But for those passing through Tokyo train station, for a moment some of that energy is captured as they walk through a turnstile, or cross over a set of stairs. Suddenly they are no longer simply powering themselves, they are also helping to power the station.
This energy transfer is made possible by a set of specially designed floor mats that have been on trial in two Tokyo train stations since December. Utilizing "piezoelectric technology," these mats capture the energy created by the force of each person walking over them, and convert that energy into electricity that is used to power the stations' display boards and automatic ticket gates (piezo comes from the Greek word for pressure or to press).
But though piezoelectric technology is gaining momentum as the search for greener energy sources intensifies, it's not likely to replace more traditional power sources anytime soon, said Tom Rand, a project leader at MaRS with a background in electrical engineering.
"Everyone knows piezoelectricity works," he said. "The question is whether it's cost-effective."
Not only are the materials required prohibitively expensive, but they also don't create much energy. Even after repeated attempts at improving their techniques, officials at the Tokyo station were only expecting their 400,000-plus daily commuters to produce 1,400 kilowatt seconds each day or roughly enough to power a 40-watt light bulb for 17 continuous hours.
Perhaps for those reasons, TTC officials said they have no plans to even consider using piezoelectric energy sources in their stations.
All the same, Rand said, in the next 10 years he expects to see this type of technology springing up all over cities like Toronto.
"I think it will happen simply because the optics are great," he noted. "It looks good to power a checkout at a supermarket with the cars that are rolling into the parking lot. But whether or not it's a serious player in energy production, I have my doubts... I don't think it's a game-changer."

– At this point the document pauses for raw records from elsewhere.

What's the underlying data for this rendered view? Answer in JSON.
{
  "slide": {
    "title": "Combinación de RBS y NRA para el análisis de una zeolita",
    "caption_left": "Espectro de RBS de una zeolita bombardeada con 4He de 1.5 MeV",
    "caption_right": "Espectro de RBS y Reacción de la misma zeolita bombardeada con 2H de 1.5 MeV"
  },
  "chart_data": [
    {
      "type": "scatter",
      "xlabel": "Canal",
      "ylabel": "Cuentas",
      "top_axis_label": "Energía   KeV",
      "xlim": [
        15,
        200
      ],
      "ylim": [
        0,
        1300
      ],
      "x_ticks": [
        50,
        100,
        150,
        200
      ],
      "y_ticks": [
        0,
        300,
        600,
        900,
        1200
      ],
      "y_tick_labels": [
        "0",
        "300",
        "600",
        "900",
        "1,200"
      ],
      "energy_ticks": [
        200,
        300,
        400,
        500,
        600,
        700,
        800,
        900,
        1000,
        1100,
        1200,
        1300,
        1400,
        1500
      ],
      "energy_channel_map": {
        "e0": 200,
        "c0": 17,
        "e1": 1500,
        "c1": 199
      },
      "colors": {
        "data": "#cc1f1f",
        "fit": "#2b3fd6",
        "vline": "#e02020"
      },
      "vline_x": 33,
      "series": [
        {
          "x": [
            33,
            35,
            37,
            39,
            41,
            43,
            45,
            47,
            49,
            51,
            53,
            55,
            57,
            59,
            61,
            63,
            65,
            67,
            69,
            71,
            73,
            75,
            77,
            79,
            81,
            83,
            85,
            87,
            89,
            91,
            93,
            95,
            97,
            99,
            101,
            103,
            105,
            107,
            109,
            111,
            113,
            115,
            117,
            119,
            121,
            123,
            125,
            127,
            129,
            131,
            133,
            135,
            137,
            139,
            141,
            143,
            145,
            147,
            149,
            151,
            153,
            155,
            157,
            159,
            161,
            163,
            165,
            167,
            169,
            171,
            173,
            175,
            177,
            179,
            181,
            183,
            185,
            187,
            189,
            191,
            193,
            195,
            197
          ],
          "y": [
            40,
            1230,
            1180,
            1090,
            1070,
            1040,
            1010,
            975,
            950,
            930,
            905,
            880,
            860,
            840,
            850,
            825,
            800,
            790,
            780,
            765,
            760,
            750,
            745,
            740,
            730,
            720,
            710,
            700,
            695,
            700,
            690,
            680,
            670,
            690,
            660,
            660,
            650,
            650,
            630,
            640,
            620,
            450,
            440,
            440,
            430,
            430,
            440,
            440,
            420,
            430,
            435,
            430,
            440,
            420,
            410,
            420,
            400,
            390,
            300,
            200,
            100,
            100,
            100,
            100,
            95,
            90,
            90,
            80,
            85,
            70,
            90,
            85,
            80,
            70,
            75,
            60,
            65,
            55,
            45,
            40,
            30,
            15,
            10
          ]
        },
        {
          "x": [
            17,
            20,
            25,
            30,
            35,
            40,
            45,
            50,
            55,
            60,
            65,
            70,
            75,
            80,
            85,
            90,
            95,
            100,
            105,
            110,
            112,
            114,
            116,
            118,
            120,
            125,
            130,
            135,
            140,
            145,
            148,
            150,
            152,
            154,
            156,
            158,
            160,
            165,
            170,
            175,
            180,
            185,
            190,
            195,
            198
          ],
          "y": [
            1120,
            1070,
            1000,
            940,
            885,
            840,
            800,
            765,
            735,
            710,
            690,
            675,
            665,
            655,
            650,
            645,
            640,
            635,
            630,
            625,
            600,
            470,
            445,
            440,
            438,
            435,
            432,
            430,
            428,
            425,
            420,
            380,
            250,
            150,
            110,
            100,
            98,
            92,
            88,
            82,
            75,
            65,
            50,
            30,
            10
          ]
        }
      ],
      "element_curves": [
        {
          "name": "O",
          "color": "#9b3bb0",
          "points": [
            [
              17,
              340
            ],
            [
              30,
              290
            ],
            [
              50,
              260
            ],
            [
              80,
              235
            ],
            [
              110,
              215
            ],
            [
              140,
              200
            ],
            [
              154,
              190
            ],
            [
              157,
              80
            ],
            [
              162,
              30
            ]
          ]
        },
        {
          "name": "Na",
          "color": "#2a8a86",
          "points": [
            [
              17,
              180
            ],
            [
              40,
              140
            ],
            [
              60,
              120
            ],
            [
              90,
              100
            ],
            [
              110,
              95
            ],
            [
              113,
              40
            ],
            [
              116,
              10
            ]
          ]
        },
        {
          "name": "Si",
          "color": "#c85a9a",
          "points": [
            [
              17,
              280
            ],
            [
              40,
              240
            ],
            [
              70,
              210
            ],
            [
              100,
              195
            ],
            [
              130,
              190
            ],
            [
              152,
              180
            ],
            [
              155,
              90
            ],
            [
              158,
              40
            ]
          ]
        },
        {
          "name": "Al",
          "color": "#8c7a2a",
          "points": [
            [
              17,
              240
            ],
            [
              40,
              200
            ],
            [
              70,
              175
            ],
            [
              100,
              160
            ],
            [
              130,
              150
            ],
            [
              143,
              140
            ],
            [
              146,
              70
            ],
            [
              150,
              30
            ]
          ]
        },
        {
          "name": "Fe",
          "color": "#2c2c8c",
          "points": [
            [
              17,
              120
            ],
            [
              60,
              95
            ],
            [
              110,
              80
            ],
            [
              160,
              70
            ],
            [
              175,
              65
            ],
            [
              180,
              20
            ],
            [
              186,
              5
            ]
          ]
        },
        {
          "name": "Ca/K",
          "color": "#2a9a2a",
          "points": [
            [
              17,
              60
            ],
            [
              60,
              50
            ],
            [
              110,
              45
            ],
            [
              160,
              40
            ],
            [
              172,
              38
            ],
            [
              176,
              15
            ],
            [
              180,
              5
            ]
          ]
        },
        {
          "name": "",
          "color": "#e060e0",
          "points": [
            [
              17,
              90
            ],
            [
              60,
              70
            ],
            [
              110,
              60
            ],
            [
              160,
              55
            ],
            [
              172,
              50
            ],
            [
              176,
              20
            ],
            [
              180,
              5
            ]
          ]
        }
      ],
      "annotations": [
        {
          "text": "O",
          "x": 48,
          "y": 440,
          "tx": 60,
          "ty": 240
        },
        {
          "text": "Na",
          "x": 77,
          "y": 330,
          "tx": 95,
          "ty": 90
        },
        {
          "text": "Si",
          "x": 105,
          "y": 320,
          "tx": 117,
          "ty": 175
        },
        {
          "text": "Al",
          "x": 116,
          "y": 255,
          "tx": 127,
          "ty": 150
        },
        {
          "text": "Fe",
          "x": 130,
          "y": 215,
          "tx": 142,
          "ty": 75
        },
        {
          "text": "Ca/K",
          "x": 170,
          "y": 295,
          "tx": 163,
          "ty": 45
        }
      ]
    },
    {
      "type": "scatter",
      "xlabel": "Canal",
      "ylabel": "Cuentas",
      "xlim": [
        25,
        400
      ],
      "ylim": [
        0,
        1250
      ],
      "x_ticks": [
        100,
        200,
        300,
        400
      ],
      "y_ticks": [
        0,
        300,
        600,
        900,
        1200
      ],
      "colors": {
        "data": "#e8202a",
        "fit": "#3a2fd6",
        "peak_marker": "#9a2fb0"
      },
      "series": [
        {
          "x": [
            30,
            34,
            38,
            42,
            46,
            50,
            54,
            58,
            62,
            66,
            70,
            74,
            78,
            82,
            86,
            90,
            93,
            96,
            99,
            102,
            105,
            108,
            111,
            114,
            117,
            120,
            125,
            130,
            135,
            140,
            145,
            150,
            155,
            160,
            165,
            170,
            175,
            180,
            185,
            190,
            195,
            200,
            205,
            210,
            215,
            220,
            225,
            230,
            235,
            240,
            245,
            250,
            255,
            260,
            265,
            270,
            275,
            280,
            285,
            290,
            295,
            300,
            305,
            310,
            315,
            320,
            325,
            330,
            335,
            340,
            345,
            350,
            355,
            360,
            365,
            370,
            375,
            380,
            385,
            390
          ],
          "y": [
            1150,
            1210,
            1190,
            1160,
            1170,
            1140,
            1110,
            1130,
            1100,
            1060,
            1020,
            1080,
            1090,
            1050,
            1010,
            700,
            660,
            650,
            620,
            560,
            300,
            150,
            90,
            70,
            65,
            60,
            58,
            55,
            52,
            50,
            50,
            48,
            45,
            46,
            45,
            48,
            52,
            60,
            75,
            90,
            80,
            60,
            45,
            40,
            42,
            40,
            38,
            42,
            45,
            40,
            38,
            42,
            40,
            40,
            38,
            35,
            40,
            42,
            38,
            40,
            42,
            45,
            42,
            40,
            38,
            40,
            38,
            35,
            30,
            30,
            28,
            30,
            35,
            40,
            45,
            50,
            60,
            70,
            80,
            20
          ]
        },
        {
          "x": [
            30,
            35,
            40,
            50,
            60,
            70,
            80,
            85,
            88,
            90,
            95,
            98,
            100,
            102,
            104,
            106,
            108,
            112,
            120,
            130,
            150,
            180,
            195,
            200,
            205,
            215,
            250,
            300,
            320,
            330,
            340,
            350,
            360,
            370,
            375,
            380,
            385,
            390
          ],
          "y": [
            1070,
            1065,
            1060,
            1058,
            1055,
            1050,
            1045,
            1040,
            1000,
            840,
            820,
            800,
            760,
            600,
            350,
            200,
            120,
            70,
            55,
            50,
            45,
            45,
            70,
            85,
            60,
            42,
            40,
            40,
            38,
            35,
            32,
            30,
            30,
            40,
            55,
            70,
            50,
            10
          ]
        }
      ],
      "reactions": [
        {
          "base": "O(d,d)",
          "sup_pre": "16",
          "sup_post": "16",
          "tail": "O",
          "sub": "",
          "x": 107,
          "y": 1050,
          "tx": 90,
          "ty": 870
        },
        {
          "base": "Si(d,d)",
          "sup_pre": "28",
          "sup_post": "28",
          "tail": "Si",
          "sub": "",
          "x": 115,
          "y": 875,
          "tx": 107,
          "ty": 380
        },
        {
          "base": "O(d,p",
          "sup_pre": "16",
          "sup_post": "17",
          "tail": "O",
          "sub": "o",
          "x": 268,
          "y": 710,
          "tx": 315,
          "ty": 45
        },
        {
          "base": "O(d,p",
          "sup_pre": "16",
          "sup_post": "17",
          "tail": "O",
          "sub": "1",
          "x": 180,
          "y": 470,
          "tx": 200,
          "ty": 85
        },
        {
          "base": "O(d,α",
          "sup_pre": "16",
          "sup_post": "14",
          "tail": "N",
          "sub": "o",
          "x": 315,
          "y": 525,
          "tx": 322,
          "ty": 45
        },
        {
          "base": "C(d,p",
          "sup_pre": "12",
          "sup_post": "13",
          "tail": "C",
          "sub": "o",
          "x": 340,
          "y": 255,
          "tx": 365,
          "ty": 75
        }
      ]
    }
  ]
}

Piezoelectric panels hidden under the dance floors of two European clubs allow patrons to power the party just by grooving to the music.
Panels under the floors at Club Surya in London produce up to 60 per cent of the club's total electricity.
Those who trip the light fantastic at Club WATT in Rotterdam power the in-house lighting system, allowing dancers to see just how much electricity they're creating.
Cut to a specific size, quartz stones vibrate at a specific frequency, causing them to expand and contract, providing a regular piezoelectric charge. Some everyday examples in use today include:
In electric watches, electrodes attached to the stone use this charge to send 32,768 pulses per second through a series of dividers, with each transmitting half as many pulses as the one before it. As such, the fifteenth divider produces only a single pulse, which tells the watch that a second has passed.
Lighters use piezoelectricity to create the spark that ignites the fuel contained inside. When pressure is applied, a tiny hammer contained within an electric barbecue or cigarette lighter strikes a piezoelectric crystal and creates thousands of volts of electricity. The crystal's voltage generates a spark which ignites a small amount of the lighter's fuel supply and thus creates a flame.